Agricultural training in Cambodia
Agricultural Training Programme
Our Agricultural Training programme teaches the villagers better agricultural practices. Our aim is to maximise the potential of the land and water resources at their disposal to produce high quality vegetables.
This project has proven to be very successful. The villagers who have completed the programme are now growing an abundance of vegetables, enough for their families to eat and plenty left over to sell. Vegetable sellers from markets in the larger villages and towns in the area now seek them out to buy their produce.
The courses are run by a young Cambodian woman who is university educated in agriculture, and the majority of the participants are women (around 90%).
After the villagers have completed the 12-week course, they continue to come together as a group once a week to discuss agricultural issues and to participate in a community savings scheme.
Our agriculture trainer also attends the weekly meeting and continues to do so until she thinks they are ready to carry on without her input.
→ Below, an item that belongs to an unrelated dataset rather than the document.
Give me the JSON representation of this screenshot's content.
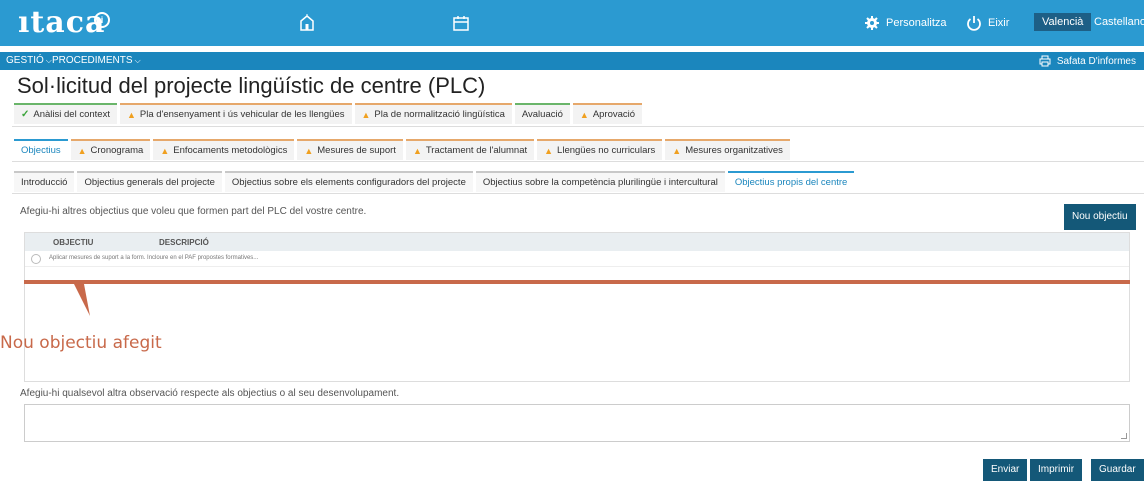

Each participant is required to contribute a small amount of money to a central ‘kitty’ each week (between 500 and 1000 riel, the equivalent of 12 and 25 US cents).
Money can then be borrowed from the pool if and when needed for agricultural purposes at a very low interest rate. Among other things, members borrow the money for buying seeds and tools, fertiliser, etc.
They can also borrow money, interest free, if someone in their family gets sick. Previously, the threat of illness caused great worry and stress amongst all the participants.
Now they have peace of mind and a sense of security, knowing that they can borrow their own money back from the savings team.
Group discussion at the meetings is broadened to cover not just agricultural issues but also a range of domestic and household issues (such as household budgets).
After completion of the agricultural training course, each participant is rewarded with a simple drip-feed irrigation system.
Without the drip-feed irrigation systems they would have to water their vegetable gardens by hand with watering cans, a very time consuming process which limited the amount of vegetables they could grow.